Terkadang, kitab suci menyelaraskan dan mengakui adanya tiga dimensi masa tersebut secara rinci.  Kerincian yang bertujuan supaya manusia menyadari kekinian. Bahkan,  kesementaraan di dunia ini (faniyah, duniawiyah). Sebab, mereka adalah produk masa lalu yang sekarang mereka tempuh. Dan sedang menuju masa depan. Maksud kitab suci tentang masa depan selain hari tua, lebih dari sebatas hari tua, yaitu masa akhir (akhirat).
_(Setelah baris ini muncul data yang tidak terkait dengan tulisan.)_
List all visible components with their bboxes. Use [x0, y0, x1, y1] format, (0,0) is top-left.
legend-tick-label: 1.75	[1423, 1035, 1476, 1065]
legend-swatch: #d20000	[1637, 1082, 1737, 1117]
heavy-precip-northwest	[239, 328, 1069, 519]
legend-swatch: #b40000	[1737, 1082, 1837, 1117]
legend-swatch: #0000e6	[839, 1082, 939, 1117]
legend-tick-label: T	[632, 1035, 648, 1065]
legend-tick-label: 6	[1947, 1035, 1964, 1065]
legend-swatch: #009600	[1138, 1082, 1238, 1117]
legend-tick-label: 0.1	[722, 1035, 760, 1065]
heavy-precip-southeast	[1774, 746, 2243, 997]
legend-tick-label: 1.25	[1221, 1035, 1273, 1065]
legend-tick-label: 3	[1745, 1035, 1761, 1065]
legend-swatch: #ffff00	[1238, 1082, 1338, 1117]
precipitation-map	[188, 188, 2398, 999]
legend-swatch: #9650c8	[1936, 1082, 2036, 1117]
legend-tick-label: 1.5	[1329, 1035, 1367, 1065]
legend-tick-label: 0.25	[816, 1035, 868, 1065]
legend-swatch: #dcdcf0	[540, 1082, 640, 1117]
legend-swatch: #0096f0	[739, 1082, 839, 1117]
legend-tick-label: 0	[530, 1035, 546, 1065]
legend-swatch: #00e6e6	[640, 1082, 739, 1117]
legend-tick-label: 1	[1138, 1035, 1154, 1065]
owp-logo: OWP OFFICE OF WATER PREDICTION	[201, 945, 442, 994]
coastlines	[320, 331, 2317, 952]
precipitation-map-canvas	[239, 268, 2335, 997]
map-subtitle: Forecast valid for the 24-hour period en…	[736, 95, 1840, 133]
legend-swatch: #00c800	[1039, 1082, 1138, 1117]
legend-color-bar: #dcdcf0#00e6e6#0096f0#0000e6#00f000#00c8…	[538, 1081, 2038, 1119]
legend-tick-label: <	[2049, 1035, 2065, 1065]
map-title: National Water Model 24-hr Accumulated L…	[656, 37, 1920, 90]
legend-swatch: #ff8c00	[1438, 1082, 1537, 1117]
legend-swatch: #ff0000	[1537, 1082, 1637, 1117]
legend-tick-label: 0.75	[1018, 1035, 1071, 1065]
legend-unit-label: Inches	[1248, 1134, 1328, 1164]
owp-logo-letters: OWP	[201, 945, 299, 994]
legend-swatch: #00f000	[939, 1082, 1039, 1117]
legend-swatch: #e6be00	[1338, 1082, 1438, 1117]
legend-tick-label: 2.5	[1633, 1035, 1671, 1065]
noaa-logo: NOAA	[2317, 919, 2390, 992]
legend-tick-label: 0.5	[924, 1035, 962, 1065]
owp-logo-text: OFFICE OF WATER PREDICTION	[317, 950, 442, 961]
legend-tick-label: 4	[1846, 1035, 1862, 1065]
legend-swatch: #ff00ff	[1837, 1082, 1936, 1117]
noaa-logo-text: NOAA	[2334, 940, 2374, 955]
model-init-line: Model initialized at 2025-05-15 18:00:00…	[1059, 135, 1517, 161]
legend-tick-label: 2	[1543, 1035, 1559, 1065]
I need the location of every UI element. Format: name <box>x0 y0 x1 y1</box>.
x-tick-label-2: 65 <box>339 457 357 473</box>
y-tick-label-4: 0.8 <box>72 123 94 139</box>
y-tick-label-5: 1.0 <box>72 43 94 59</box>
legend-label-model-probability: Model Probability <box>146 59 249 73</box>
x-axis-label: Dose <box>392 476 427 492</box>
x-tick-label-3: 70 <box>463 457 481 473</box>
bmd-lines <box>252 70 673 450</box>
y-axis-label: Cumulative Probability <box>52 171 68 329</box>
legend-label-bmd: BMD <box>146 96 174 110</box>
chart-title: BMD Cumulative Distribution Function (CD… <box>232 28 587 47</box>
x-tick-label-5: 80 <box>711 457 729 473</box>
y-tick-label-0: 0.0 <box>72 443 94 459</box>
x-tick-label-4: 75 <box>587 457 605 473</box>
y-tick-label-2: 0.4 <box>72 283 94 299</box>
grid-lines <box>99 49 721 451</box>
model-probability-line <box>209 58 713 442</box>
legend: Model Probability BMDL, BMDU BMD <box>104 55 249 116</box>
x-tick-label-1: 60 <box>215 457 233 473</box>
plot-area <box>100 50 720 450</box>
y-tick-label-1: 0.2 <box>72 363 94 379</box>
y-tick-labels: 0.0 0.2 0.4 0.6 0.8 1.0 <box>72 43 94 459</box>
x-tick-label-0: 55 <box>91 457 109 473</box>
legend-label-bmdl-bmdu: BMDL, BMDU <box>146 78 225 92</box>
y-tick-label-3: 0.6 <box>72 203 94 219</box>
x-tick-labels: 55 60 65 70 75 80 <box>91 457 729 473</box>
Merugilah mereka yang menghabiskan kesenangan pada dunia kesementaraan (kamuflase). Bahwa apa yang mereka lihat dan dengar hanya merupakan efek suara dan efek cahaya pada frekuensi yang damai. Saat bunyi menyentuh gendang telinga, berefek pendengaran. Dan, saat cahaya menerangi ruang, selanjutnya menyapa mata, bukankah hanya efek cahaya. Demikian pula, apa yang disebut cantik, hanya sebatas penilaian subjektif.

Artinya, item kesenangan yang sedang dijalani oleh kebanyakan manusia, hanya halusinasi. Halusinasi tentang kesenangan yang dibangun dalam frame berpikir. Mereka (umumnya manusia), menduga berada dalam balutan kenikmatan, ternyata hanya kesibukan demi kesibukan yang melelahkan jiwa, sedang mereka tidak menyadarinya. Kesadaran yang hanya berpusat pada jasadiyah, inderawi, atau kesadaran sensorial saja, masih sangat rendah. Padahal, masih ada tiga kesadaran diatasnya, yaitu kesadaran intelektual, emosional dan spiritual. Bila kesadaran hanya pada tahap sensorial, apa bedanya dengan roh nabati dan roh hewani? Untuk kepentingan kesadaran inilah, ibadah salat, puasa, zakat dan haji disyariatkan. Atau ego ibadah yang belum sanggup menepis dan menembus lapisan-lapisan hijab. Menyadari bahwa dunia adalah mimpi, dan akhirat adalah kenyataan.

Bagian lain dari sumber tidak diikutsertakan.